IO5: Evolved role of protection

The duties relating to fire safety in non-domestic buildings for fire and rescue services are laid out in the Regulatory Reform (Fire Safety) Order 2005. Fire and rescue staff became enforcers of fire safety in non-domestic buildings and the Responsible Person carries out the risk assessment and ensures that necessary mitigation measures are in place. 

The Grenfell Tower fire placed fire protection firmly under the spotlight. Dame Judith Hackitt was asked by the government to look at the whole system of fire safety in buildings and her final report published in May 2018 provides evidence of the need to change the role of the fire and rescue service when it comes to fire protection of buildings. The existing system whereby the responsible person should have a suitable and sufficient fire risk assessment also comes under scrutiny in Dame Judith’s report. The government accepted all the recommendations in Dame Judith’s report and work continues to implement these through a combination of legislative and policy changes. 

In October 2019 Sir Martin Moore Bick published his phase one report into the Grenfell Tower fire. The issues of competence for fire and rescue service personnel are covered above. The report goes much further and sets out what the owners and managers of buildings should be required to do and the impact that has on fire and rescue services. The report has implications far beyond the London Fire Brigade and a national response to the recommendations is encouraged. 

At the same time as the Grenfell Tower Inquiry was collecting evidence, HMICFRS was also looking at how fire and rescue services are carrying out fire protection work. They found that many fire and rescue services had run down their fire safety inspection teams as a response to austerity. Most protection teams interviewed by HMICFRS described themselves as under-resourced.
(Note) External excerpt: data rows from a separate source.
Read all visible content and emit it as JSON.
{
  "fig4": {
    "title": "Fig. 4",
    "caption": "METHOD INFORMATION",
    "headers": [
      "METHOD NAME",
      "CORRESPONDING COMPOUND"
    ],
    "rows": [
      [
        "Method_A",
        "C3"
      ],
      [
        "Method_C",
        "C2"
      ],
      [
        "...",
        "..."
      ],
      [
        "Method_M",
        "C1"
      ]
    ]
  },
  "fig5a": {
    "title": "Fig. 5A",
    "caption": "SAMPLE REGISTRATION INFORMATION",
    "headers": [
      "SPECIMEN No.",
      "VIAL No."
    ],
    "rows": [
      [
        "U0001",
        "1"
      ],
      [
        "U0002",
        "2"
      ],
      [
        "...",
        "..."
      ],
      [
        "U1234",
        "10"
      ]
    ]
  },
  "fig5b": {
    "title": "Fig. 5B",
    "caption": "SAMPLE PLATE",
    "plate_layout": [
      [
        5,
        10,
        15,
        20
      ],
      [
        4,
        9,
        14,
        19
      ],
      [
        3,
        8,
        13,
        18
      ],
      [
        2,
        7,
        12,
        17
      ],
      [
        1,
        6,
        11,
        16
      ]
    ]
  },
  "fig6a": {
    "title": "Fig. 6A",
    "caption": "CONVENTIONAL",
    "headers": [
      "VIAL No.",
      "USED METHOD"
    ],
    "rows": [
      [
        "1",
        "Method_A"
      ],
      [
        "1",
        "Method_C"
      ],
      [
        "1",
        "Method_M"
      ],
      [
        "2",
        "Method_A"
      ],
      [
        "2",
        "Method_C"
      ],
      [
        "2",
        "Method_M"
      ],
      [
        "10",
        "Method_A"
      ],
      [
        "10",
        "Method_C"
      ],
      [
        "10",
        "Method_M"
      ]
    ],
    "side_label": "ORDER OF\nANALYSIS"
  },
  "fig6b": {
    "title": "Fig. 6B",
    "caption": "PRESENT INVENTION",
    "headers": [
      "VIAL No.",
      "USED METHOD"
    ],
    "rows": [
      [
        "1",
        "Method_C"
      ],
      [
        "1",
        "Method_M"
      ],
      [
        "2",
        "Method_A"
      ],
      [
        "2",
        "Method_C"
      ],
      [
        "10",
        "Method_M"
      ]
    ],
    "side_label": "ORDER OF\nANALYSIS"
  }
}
The number of qualified staff working in services is low and the amount of resource allocated to both proactive inspection and reactive response in terms of enforcement does not fit the risk.

There is no national definition or standard to define what constitutes a high risk premises. “We saw evidence of services planning their risk-based inspection activity based on staff availability to carry out the work rather than the actual level of risk posed to the public”.

HMICFRS also spend some time in their reports highlighting alternative approaches to inspection that may assist in dealing with a lack of resources. Short audits, using firefighters to carry out low risk inspection and so on. 

In December 2019 HMICFRS published the results of the third tranche of inspections. Under the Effectiveness pillar of inspection, HMICFRS looks at fire protection activity. Out of 45 fire and rescue services, none were outstanding, 20 were good, 22 required improvement and 3 were inadequate.